Make no mistake, dog-POV videos are adorable, and that alone is probably worth the price and hassle of buying a camera and a mount. But there are other reasons why you should consider strapping a recorder to Fido.
A dog-mounted camera will let you know exactly what your dog is checking out, so you can learn what he finds interesting.
One reason is that it can help you train your dog. If you're constantly coming home to chewed-up shoes and knocked-over trash cans, your dog might be suffering from separation anxiety or some other afflictions. By recording what he does and when, you can see what he's getting into, and at which times his boredom peaks. Then, you can deal with it accordingly, possibly by scheduling a dog walker to come by when his cabin fever reaches critical mass.

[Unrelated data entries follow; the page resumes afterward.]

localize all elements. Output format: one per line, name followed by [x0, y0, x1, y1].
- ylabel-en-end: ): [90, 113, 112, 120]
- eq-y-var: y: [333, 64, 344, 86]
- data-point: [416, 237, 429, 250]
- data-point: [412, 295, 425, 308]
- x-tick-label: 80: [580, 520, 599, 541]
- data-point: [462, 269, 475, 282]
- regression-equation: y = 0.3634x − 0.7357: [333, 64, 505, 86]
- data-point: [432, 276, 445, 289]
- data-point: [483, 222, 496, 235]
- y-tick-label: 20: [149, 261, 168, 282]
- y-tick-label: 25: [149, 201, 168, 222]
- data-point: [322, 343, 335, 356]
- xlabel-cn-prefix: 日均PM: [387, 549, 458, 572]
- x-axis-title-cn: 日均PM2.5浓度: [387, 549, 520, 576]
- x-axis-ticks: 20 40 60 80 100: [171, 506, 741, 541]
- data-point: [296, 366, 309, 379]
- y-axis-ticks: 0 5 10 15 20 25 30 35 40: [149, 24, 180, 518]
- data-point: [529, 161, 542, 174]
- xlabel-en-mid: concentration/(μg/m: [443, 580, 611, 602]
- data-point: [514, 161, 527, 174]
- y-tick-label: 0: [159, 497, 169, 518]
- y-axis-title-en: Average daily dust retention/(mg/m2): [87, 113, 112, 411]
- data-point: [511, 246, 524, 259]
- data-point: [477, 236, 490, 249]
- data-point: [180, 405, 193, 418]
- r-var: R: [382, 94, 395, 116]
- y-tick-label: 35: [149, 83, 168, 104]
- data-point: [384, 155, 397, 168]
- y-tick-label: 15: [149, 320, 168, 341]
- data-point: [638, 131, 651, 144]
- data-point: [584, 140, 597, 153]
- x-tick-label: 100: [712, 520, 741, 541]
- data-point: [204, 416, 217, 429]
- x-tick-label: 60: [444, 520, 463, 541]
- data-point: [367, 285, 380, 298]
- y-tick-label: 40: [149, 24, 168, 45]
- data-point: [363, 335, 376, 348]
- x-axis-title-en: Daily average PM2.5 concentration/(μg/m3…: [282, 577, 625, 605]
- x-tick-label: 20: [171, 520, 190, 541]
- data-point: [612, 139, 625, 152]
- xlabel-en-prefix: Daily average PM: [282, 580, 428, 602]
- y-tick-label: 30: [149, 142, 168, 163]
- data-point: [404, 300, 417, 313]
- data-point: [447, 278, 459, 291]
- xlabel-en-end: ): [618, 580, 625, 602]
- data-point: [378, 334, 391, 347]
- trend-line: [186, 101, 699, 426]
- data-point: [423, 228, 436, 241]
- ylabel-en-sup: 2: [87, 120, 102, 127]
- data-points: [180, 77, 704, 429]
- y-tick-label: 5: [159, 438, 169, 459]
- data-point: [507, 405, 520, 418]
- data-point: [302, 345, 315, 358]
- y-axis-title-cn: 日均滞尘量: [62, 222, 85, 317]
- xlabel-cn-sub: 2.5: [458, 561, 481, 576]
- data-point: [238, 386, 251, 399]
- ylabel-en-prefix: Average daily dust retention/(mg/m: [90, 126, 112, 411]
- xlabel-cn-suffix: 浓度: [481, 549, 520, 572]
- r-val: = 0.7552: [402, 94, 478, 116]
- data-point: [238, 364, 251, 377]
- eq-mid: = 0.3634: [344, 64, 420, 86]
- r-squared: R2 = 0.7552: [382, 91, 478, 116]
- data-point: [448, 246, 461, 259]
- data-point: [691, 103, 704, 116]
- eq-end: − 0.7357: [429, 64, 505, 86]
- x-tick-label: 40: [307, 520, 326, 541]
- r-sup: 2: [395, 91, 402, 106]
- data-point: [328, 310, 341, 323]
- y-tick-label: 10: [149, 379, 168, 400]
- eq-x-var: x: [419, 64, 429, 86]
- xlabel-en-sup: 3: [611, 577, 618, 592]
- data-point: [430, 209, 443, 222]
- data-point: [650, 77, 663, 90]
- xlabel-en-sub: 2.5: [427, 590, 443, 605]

Also, if you have a camera that gives you a live feed, you can monitor your pooch's health even while you're away. If he gets into something he really shouldn't have, you can come home and rush him to the vet, or you can call the police if he detects someone breaking in (and you can scold him later for asking the thief for belly rubs).
You can rationalize it all by saying you're doing it for science, too. A dog-mounted camera will let you know exactly what your dog is checking out, so you can learn what he finds interesting.
You can then submit your research for peer review on YouTube.
Convincing Your Dog To Wear A Camera
If you know anything about dogs, then you know that, after you strap an expensive camera to their back, the first thing they'll think to do is go roll in manure — if they don't rip it off immediately, that is.
Luckily, there are ways to make your dog accept a camera mount, if you're willing to put in a little time and effort.
Begin by setting the mount on the ground, and letting him investigate it to his heart's content.
Start them off slowly, and use plenty of positive reinforcement. Begin by setting the mount on the ground, and letting him investigate it to his heart's content. While he does, praise him and give him treats.
The idea is for him to get excited every time he sees it, the way he would with a toy (but hopefully with less chewing).
When you try to put it on him for the first time, make sure it's extremely loose, so he doesn't think he's being restrained (it's easier if he's already accustomed to harnesses). Only keep it on for a minute or two, praising and treating all the while.
Continue doing this for a few days, gradually making it tighter and extending the time he wears it every session. He should be so focused on the praise and cookies that he doesn't even care about the mount — and once you get to that point, you've got the green light to start filming.
Just don't be surprised if the first few minutes of footage are just him staring at you, waiting for another dog biscuit.